Les RSF ont fait le siège de certains quartiers de Khartoum et d’Omdurman et y paradent. Le CMT a été baptisé « conseil des criminels assassins » par nombre de Soudanais, car responsable du massacre, du déferlement de la machinerie répressive et de la terreur. Son porte-parole le général Chamseddin Kabachi a justifié l’attaque, invoquant « la présence d’éléments nuisibles et criminels qu’il fallait neutraliser » dans le périmètre du sit-in, rue du Nil, se dédouanant de toute responsabilité ou velléité de « démantèlement brutal » et « regrettant les pertes ».

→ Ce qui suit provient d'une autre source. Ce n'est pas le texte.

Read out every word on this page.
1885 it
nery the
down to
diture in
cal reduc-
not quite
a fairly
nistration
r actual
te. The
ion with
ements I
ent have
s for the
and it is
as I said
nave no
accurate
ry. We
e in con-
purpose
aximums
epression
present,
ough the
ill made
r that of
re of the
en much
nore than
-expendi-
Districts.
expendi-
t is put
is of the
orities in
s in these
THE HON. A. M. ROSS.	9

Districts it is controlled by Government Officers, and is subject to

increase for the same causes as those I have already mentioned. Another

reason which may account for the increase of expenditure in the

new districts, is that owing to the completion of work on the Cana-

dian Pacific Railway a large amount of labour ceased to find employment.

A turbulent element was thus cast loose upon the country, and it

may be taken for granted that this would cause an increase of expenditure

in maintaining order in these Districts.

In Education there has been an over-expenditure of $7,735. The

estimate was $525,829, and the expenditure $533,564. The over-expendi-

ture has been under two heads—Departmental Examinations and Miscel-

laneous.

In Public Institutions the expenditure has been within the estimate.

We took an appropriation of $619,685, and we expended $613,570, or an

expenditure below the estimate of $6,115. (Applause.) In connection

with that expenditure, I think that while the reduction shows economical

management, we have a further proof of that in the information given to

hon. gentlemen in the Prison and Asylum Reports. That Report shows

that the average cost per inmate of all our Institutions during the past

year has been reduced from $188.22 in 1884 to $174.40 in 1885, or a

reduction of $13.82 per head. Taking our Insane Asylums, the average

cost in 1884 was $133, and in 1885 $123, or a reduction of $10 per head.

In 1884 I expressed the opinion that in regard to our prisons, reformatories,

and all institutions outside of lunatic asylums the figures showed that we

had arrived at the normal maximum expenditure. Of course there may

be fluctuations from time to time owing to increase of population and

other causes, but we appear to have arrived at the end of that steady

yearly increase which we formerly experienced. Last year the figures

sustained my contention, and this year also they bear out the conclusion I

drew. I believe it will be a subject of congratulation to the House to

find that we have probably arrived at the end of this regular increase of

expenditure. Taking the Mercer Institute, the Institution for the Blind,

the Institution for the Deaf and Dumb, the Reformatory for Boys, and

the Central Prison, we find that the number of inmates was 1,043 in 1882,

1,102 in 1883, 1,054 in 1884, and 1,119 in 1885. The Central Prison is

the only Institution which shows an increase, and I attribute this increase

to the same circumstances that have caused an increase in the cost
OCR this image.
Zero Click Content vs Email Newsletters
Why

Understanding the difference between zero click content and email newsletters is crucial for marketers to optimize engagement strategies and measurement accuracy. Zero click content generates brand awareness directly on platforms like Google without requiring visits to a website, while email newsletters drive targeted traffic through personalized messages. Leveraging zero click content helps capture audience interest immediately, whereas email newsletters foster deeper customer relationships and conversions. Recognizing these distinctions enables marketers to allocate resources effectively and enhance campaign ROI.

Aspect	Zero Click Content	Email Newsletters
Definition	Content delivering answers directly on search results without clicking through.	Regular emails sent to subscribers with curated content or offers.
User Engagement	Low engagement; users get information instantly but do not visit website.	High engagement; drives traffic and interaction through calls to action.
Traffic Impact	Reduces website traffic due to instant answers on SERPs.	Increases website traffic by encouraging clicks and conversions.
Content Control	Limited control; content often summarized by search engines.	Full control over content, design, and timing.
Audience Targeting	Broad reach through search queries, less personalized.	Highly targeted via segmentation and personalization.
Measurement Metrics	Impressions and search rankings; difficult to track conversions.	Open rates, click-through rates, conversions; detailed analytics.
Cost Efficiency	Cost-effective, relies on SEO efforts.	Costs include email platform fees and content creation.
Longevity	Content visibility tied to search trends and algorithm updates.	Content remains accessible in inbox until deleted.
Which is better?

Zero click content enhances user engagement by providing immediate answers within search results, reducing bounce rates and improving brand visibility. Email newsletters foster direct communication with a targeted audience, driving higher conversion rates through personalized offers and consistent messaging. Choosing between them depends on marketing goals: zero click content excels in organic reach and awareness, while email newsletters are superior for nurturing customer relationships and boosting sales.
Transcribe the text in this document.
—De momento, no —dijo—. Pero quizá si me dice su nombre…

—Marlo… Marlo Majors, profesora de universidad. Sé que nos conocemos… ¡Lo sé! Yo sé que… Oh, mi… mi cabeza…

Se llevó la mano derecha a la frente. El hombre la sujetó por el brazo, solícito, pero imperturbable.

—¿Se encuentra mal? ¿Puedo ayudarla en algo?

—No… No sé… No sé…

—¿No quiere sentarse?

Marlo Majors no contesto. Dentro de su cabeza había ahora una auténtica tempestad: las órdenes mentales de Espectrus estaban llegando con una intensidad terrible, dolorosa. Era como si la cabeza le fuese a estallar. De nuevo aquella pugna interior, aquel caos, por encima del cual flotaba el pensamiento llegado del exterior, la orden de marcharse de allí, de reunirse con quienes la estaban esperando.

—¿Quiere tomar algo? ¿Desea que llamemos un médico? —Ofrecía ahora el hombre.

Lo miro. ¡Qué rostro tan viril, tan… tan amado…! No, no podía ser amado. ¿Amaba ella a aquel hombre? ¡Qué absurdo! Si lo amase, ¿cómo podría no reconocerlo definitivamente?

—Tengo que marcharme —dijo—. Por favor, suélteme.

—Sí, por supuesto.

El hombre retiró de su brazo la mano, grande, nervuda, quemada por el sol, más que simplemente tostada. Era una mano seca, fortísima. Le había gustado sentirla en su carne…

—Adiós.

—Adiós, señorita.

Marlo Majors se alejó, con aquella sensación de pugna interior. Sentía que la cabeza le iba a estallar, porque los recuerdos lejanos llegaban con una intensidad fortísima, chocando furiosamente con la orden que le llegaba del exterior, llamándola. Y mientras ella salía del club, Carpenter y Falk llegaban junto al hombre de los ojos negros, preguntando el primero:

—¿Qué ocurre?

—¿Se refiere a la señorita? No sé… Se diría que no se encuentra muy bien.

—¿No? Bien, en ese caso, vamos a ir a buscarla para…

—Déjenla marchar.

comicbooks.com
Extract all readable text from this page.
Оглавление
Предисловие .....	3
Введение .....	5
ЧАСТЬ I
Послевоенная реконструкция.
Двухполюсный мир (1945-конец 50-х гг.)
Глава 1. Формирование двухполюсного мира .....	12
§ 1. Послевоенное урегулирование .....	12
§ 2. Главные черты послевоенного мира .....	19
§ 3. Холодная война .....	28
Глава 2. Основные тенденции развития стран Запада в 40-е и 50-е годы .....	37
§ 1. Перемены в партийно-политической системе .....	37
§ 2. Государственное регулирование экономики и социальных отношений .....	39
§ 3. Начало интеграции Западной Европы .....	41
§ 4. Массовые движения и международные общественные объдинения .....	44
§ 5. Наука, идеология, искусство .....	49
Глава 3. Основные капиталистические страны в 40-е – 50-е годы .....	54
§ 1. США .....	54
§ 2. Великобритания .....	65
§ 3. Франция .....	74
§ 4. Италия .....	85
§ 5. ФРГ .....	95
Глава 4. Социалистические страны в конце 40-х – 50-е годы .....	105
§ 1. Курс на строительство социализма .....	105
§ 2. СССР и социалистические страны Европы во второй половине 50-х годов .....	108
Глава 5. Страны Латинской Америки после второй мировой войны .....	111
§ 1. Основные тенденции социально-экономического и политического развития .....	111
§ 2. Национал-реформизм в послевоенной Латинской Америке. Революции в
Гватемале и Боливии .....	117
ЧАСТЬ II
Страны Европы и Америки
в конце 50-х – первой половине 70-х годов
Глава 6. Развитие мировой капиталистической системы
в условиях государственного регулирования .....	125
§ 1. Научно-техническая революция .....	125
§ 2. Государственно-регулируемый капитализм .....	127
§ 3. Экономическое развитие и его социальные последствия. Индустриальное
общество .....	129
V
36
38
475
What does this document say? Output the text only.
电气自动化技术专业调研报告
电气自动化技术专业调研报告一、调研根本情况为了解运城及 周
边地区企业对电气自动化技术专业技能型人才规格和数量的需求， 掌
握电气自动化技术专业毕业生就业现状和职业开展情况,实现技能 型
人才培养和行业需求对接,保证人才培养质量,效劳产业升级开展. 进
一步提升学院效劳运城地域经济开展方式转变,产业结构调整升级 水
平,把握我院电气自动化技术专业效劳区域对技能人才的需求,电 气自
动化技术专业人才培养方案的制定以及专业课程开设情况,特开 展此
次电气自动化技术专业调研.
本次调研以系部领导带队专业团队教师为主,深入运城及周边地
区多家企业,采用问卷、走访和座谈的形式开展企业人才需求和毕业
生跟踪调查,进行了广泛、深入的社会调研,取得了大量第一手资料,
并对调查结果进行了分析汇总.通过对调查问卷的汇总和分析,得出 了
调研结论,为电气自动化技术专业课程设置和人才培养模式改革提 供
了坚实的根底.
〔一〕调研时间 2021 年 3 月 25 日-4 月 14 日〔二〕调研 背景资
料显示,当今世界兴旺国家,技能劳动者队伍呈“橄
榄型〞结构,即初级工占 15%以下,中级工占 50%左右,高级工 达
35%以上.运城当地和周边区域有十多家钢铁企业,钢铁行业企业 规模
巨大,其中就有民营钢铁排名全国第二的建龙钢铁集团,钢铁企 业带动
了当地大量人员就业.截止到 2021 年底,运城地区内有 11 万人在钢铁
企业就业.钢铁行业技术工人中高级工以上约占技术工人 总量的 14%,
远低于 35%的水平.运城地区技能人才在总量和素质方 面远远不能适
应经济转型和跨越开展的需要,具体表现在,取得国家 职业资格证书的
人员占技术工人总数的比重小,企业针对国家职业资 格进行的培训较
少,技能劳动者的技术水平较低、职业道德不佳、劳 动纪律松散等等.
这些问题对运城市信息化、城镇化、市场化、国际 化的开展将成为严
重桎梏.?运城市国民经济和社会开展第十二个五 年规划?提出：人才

La conférence de presse du CMT prévue en milieu d’après-midi le 3 juin a été annulée. À Khartoum, Hemetti est perçu comme l’artisan de ce massacre et les commanditaires de cette offensive incarnent l’« État profond ». Les Forces de la liberté et du changement et l’Association des professionnels soudanais dénoncent dans un appel paru le 3 juin « la trahison suprême sous le coup des balles réelles du Conseil militaire de transition et le bain de sang versé ». Ils appellent à « une action de désobéissance civile totale dans tous le pays, à ériger des barricades dans les rues, ainsi qu’à des grèves générales élargies et à la paralysie totale de tous les secteurs jusqu’à la chute du Conseil militaire de transition renommé "conseil de trahison", l’appareil sécuritaire du régime, ses milices ainsi que ses forces de l’ombre. » Plusieurs villes du Soudan ont répondu à l’appel de solidarité avec la capitale, avec des manifestations dans El-Doueim, Niyala et Port-Sudan.

Retour vers le futur

Hemetti n’a sûrement pas d’assise politique — et encore moins civile —, mais il essaie de compenser avec un projet d’« atterrissage en douceur », à savoir obtenir un consensus pour s’assurer le soutien des partis historiques de l’opposition et certaines mouvances armées, solution préférée par nombre de puissances internationales et régionales. Il n’est probablement pas le plus puissant militairement à Khartoum et il ne peut pas conquérir la capitale par la force comme il a gouverné les marges du pays. Mais il s’avère plus téméraire et redoutable qu’aucun autre dirigeant potentiel. Il pourrait l’emporter sur les cadres de l’armée et des autres appareils sécuritaires pour faire du Soudan un État sécuritaire par excellence, à l’ombre du ténébreux Salah Gosh, ancien chef du NISS. Saura-t-il se faire accepter comme un partenaire pour les trois années à venir en attendant les élections ? Sera-t-il représenté dans le Conseil national, qui est toujours un sujet de discorde entre le CMT et les Forces de la liberté et du changement (et même à l’intérieur des forces civiles) ? Dans tous les cas Hemetti est une menace, même si les militaires se maintiennent au pouvoir. Il pourrait se transformer en Frankenstein qui non seulement anéantirait les espoirs d’un Soudan nouveau, mais se retournerait contre ceux qui l’ont créé et accaparerait le pouvoir.

1Chiffres donnés par la Commission centrale des médecins soudanais affiliée à l’Association des professionnels soudanais. Des personnes gravement blessées seraient décédées plusieurs jours après l’attaque.